Per l'a.s. 2025/2026, l'importo individuale della Carta è stato fissato a 383 euro, contro i 500 euro delle stagioni precedenti. Il calo non deriva da tagli: è l'effetto diretto dell'allargamento della platea dei beneficiari.

La Legge di Bilancio 2025 (Legge 207/2024, comma 572) ha esteso il bonus ai docenti con contratto a tempo determinato su posto vacante e disponibile, sia con supplenza annuale fino al 31 agosto che fino al termine delle attività didattiche (30 giugno). Con il fondo nazionale ripartito su un numero significativamente più ampio di docenti, la quota individuale si è ridotta. La copertura è stata finanziata con un incremento dell'autorizzazione di spesa di 60 milioni di euro annui (Legge 207/2024, comma 573).

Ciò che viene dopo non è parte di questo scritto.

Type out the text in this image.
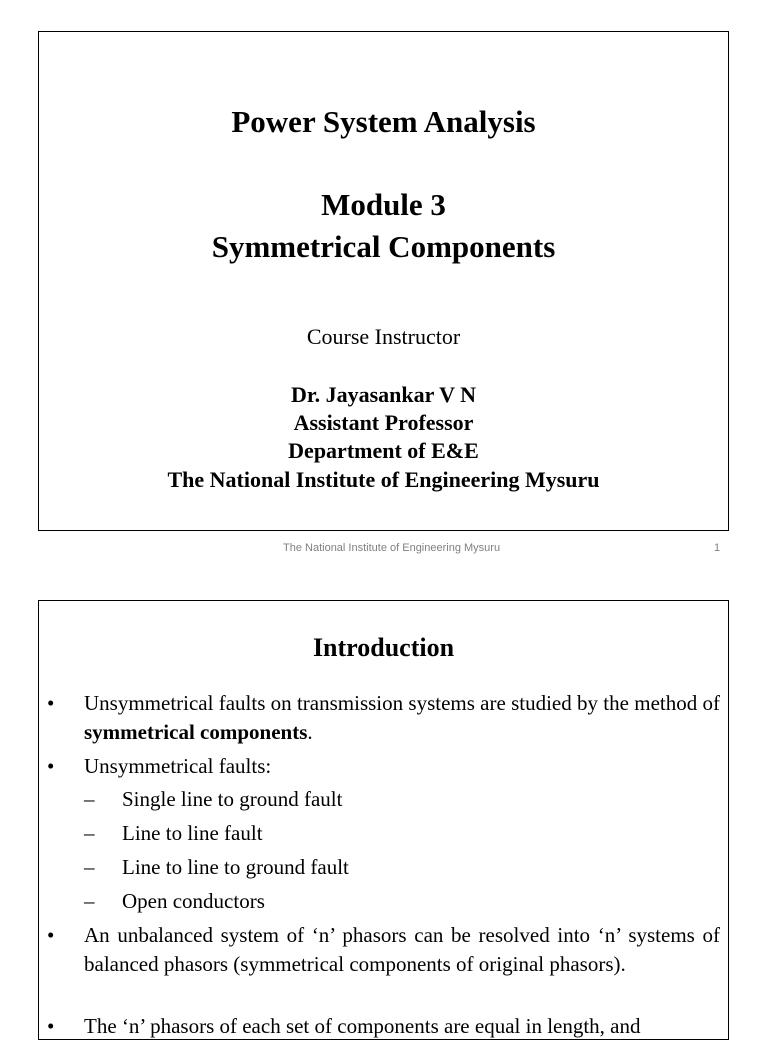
Power System Analysis
Module 3
Symmetrical Components
Course Instructor
Dr. Jayasankar V N
Assistant Professor
Department of E&E
The National Institute of Engineering Mysuru
The National Institute of Engineering Mysuru	1
Introduction
•	Unsymmetrical faults on transmission systems are studied by the method of symmetrical components.
•	Unsymmetrical faults:
– Single line to ground fault
– Line to line fault
– Line to line to ground fault
– Open conductors
•	An unbalanced system of ‘n’ phasors can be resolved into ‘n’ systems of balanced phasors (symmetrical components of original phasors).
•	The ‘n’ phasors of each set of components are equal in length, and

A partire dal 2025/2026, il valore della Carta non è più garantito a 500 euro: il DM viene emesso ogni anno entro il 30 gennaio dal MIM di concerto con il MEF, con un tetto massimo di 500 euro. L'importo reale dipende ogni anno dalle risorse disponibili e dal numero di docenti beneficiari.

Hardware e software: acquisto possibile solo ogni quattro anni

Tra le novità del DM 59/2026 c'è la stretta sugli acquisti tecnologici. L'anno scolastico 2025/2026 è la prima finestra di applicazione del nuovo regime: i docenti possono ancora acquistare PC, tablet, notebook o software senza limitazioni. Da questo anno in poi, gli acquisti di hardware e software saranno consentiti solo ogni quattro anni.

La regola si applica anche ai saldi residui accumulati negli anni precedenti: il credito arretrato non può essere usato per comprare dispositivi fuori dalla propria finestra quadriennale. L'obiettivo dichiarato è riportare la Carta verso la sua funzione originaria: formazione, corsi, libri di testo e materiali didattici, aggiornamento professionale.

Per i docenti che avevano acquistato hardware negli anni scorsi, la finestra quadriennale parte dall'a.s. 2025/2026: chi ha comprato un dispositivo nel 2024/2025 potrà farlo di nuovo solo dall'a.s. 2029/2030.

Chi ha diritto alla Carta nel 2025/2026

La platea dei beneficiari della Carta del Docente si è ampliata rispetto agli anni precedenti. Hanno diritto al bonus 2025/2026:

* Docenti di ruolo a tempo indeterminato

* Docenti con supplenza annuale su posto vacante e disponibile (contratto fino al 31 agosto)

* Docenti con contratto fino al termine delle attività didattiche (contratto fino al 30 giugno)

* Personale educativo

* Docenti in posizione di comando o distacco

Restano esclusi i docenti con supplenza breve su posti non vacanti. Con la categoria audiovisivi ora formalmente aperta, il passaggio pratico è verificare sul portale ufficiale quali esercenti del settore sono già accreditati: l'ampliamento normativo non implica la disponibilità immediata di fornitori abilitati a ricevere i buoni per film e documentari.